Drakkith and you have said this several times and I really cannot make sense of what you are driving at ??
You are not defining what you mean by the difference in terms of signal and noise
How can you remove signal without removing the noise ? The noise IS a signal, just an unwanted one

24. May 22, 2018

### glappkaeft

Again:
All relevant signals when it comes digital sensors in astronomy are modeled as stochastic processes with a Poisson distribution. This means that the signal is equal to the number of photons/electrons detected by the sensor (this relates to the Nobel Price Einstein did receive on the photoelectric effect) and the noise is thus equal the square root of the signal (in statistics terms the noise is the variance of the signal).

25. May 22, 2018

### glappkaeft

If this is enough you really need to look into the math of signal processing or at least a beginners book on astrophotography like "Making Every Photon Count" or similar.
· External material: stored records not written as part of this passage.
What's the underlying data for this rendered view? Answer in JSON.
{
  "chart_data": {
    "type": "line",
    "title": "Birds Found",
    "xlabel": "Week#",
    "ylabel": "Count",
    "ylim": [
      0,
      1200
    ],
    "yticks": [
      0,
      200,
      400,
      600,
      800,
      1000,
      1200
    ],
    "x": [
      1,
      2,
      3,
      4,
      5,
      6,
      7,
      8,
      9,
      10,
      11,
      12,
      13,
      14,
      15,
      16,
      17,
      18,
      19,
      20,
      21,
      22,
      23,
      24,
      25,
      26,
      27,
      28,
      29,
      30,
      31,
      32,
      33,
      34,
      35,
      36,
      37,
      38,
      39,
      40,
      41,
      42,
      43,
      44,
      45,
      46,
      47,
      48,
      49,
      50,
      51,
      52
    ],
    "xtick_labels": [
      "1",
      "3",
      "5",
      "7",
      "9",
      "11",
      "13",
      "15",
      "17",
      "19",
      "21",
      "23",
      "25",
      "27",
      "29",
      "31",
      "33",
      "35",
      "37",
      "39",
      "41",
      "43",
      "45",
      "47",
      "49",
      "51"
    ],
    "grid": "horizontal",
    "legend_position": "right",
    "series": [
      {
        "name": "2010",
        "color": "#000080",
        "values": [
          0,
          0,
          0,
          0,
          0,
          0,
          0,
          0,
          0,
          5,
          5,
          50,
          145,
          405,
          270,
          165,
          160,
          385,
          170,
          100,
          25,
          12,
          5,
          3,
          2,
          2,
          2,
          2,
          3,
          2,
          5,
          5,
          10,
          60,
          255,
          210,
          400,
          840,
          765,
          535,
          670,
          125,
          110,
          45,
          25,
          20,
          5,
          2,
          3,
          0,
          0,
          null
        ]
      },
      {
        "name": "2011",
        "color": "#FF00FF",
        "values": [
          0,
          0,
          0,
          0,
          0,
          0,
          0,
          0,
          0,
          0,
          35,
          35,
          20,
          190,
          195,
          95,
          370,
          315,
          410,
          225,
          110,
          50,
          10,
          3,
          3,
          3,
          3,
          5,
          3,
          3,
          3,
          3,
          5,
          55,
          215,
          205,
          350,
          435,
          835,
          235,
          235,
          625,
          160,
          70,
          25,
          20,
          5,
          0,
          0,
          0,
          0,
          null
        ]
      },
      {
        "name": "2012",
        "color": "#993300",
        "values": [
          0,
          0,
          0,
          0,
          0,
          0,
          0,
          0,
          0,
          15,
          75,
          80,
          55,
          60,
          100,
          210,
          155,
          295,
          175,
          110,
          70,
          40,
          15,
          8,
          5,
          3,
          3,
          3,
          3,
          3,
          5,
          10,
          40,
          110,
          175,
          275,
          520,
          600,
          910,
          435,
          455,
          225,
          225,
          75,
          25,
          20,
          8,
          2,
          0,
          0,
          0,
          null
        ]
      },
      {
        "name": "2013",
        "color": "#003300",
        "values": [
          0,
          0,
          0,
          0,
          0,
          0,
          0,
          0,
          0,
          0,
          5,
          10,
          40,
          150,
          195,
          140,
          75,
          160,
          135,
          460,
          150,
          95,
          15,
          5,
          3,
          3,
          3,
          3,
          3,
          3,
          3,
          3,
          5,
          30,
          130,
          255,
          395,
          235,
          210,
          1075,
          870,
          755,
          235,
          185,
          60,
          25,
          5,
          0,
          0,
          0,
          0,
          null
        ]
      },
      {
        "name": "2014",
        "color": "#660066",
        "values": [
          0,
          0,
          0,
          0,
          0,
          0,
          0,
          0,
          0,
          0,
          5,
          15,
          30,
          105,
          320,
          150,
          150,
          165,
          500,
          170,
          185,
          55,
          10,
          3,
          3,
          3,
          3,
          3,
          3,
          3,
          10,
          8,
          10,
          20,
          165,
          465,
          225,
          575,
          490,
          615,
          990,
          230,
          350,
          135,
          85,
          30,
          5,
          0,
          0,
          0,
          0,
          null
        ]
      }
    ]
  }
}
Just like kilograms and Newtons the terms signal and noise has precise technical definitions.

The area involves mostly some specialized university level statistics (statistical processes), some knowledge about the workings of the photo electric effect and the design of digital senors and some rather basic signal processing. Still it is a much to large field to summarize in just a few pages. If you can read Swedish I have a summery on astronet.se of what I perceive as the absolute basic concepts.